KMC fights to protect pre-Partition Indian govt property from builder

Story dates to 1909
Plot 2/27 Frere Town, Clifton, Karachi near Lilly Bridge.
Plot 2/27 Frere Town, Clifton, Karachi near Lilly Bridge.

Karachi Municipal Corporation has found itself fighting on behalf of none other than the Indian government—indirectly—to protect a pre-Partition property that a builder and ex-police officer are eyeing.

The property is a rundown and neglected bungalow located in Clifton’s Frere Town, at Plot No. 2/27. Old documents and internal investigations tell a fascinating story of how it changed hands.

   The Karachi municipality document dating to 1909
The Karachi municipality document dating to 1909

The Karachi Municipality leased the plot to Essaji Ismailji in 1909 for 99 years. The document says its value was Rs8,000. In 1937, Behari Lal Thakur Das and his wife Padmavati Thakur acquired the plot. But then, in April 1957 it was sold to Lever Bros Ltd. and by the end of that year, it was in the hands of the Indian government. The High Commission of India bought it for Rs470,000.

The plot is 4,736 square yards and is valued at Rs1.5 billion today.

Fast-forward half a century. A notice appeared in Dawn newspaper inviting objections to the sale of a plot, FT2-/27 McNell Road, Frere Quarters. The District administration South sat up and took notice. This was the Indian High Commission’s property.

The deputy commissioner of the time checked the property register and confirmed his suspicion that this was the Indian government’s property. Its 99-year lease had expired in 2008.
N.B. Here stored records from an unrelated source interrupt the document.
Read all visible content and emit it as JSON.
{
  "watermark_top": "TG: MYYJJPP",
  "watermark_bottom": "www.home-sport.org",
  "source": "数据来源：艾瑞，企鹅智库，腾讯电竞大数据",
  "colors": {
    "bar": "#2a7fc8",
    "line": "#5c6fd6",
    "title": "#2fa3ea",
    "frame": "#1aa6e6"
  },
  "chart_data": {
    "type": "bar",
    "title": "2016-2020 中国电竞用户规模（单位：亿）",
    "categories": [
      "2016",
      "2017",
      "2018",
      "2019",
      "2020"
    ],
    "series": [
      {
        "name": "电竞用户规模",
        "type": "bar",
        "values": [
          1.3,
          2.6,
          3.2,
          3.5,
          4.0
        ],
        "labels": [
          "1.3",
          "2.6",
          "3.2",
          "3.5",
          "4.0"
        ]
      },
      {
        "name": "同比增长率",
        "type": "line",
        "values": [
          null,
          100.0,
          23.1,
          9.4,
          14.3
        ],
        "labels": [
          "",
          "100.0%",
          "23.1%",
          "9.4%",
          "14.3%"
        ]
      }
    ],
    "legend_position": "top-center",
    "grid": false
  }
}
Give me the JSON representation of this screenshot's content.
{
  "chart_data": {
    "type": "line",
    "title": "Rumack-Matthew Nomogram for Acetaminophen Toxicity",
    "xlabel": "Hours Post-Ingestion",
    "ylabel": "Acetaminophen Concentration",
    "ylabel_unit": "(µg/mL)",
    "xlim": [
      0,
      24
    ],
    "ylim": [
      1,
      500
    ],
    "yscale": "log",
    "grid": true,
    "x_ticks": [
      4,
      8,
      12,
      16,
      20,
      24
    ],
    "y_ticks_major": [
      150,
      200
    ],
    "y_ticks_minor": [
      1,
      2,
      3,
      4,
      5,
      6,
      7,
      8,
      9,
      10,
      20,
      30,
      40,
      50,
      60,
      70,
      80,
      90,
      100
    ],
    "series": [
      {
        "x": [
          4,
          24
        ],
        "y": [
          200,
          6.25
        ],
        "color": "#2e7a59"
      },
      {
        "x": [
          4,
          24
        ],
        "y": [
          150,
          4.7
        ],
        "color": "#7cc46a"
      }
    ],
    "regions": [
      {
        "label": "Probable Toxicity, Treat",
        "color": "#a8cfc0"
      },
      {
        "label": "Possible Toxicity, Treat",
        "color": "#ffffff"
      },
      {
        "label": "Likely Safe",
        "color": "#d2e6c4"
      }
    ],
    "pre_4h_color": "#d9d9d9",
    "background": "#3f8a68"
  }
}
The notice in Dawn had been placed by a man named Din Mohammad Baloch. The additional deputy commissioner Mohammad Khan Rind found that Baloch had a 2013 Letter of Administration issued by the Sindh High Court.

As it turned out, the Indian High Commission in Islamabad had written to the Ministry of Foreign Affairs to complain that someone was making multiple attempts to take over its property. In fact, the Sindh government had to dispatch the Frere police who registered four FIRs in October 2013 and even made arrests upon which it learnt that Din Muhammad Baloch was claiming this property was his mother’s.

ADC Rind appealed that the court-issued Letter of Administration (which allows a person to make transactions on a property) be cancelled.

But how did Din Mohammad Baloch enter the picture and why was he claiming he owned the Indian High Commission’s property? An investigation by the KMC Land department yielded a different paper trail. It then challenged Din Mohammad Baloch’s claims (letter of administration).

Din Mohammad Baloch had a sale deed dated 1973, which says that his mother Girah Naz bought the property from Behari Lal Thakur and Padmavati Thakur. However, when the Record of Rights were checked, the Sub-Registrar of the Central Record City Courts found that the sale deed details did not tally up.

KMC then presented the evidence in court and challenged Din Mohammad Baloch’s Letter of Administration issued in 2014.

However, then a truer picture emerged of what Din Mohammad Baloch had actually wanted to do with the property.

In 2022, a builder called Aftab Lakhany went to court for a stay order. He said that he had entered into an agreement with Din Mohammad Baloch for this property which was inherited from Girah Naz. Upon his mother’s death, Baloch could not pay to renew the lease.

Lakhany agreed to pay Baloch Rs947 million as “sale consideration” and give him 40% of the profits from a project that would be built on the property.

Aaj News has been told that an investigation is being conducted into this case. This story will be updated accordingly.